Abstract: In this paper, we study quaternionic Fock spaces and develop an operator-theoretic framework centered around kernel-induced integral operators, Berezin transforms and Toeplitz operators. More precisely, the following results are obtained: (i) Global quaternionic Fock structure. We introduce a global Gaussian $L^p$--norm for slice functions on $\mathbb H$ and prove that the resulting global quaternionic Fock space $F_α^p$ coincides with the slice-defined Fock space $\mathfrak F_α^p$, with equivalent norms. In particular, $F_α^2$ becomes a right quaternionic reproducing kernel Hilbert space with an explicit reproducing kernel, yielding a slice-independent Fock projection onto $F_α^2$. (ii) Kernel-induced integral operators and Fock--Carleson measures. We investigate kernel-induced integral operators and characterize quaternionic Fock--Carleson measures. These embedding theorems provide the measure-theoretic basis that underlies boundedness and compactness criteria for operators on quaternionic Fock spaces. (iii)Berezin transforms and Toeplitz operators. We define the Berezin transform for slice functions and prove its fundamental properties, including semigroup behavior and fixed-point features.
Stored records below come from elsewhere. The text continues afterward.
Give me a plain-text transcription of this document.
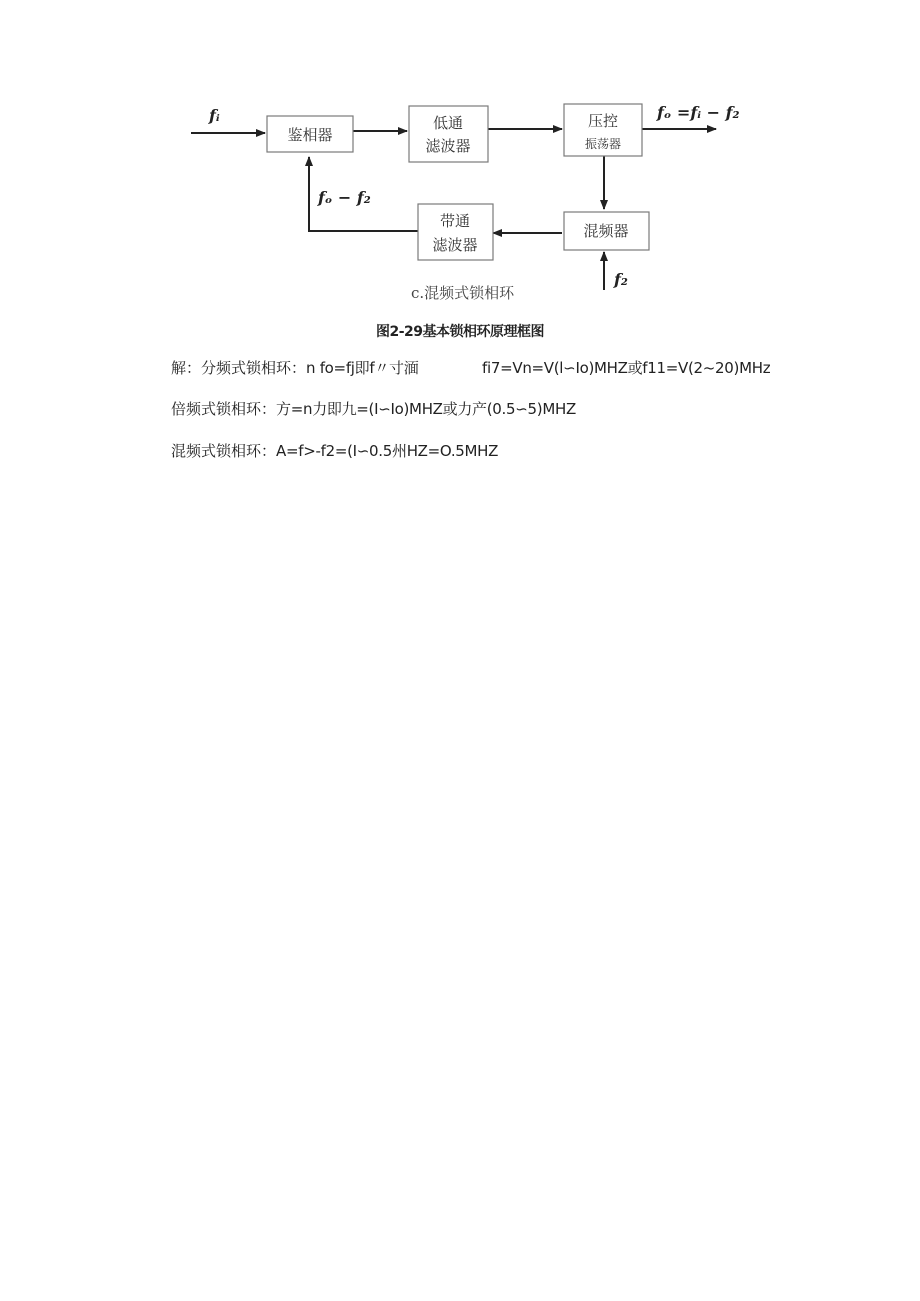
鉴相器
低通
滤波器
压控
振荡器
混频器
带通
滤波器
fᵢ	fₒ =fᵢ − f₂
fₒ − f₂
f₂
c.混频式锁相环

图2-29基本锁相环原理框图

解：分频式锁相环：n fo=fj即f〃寸湎	fi7=Vn=V(l∽Io)MHZ或f11=V(2~20)MHz

倍频式锁相环：方=n力即九=(I∽Io)MHZ或力产(0.5∽5)MHZ

混频式锁相环：A=f>-f2=(I∽0.5州HZ=O.5MHZ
Building on the slice-independent projection and the slice product, we introduce Toeplitz operators with slice-function symbols and with measure symbols, and develop their basic algebraic properties. We then obtain complete boundedness and compactness characterizations for Toeplitz operators with two natural symbol classes: positive measures and slice $\mathrm{BMO}^1$ symbols, expressed in terms of Berezin-type transforms and slice/symmetric averaging quantities.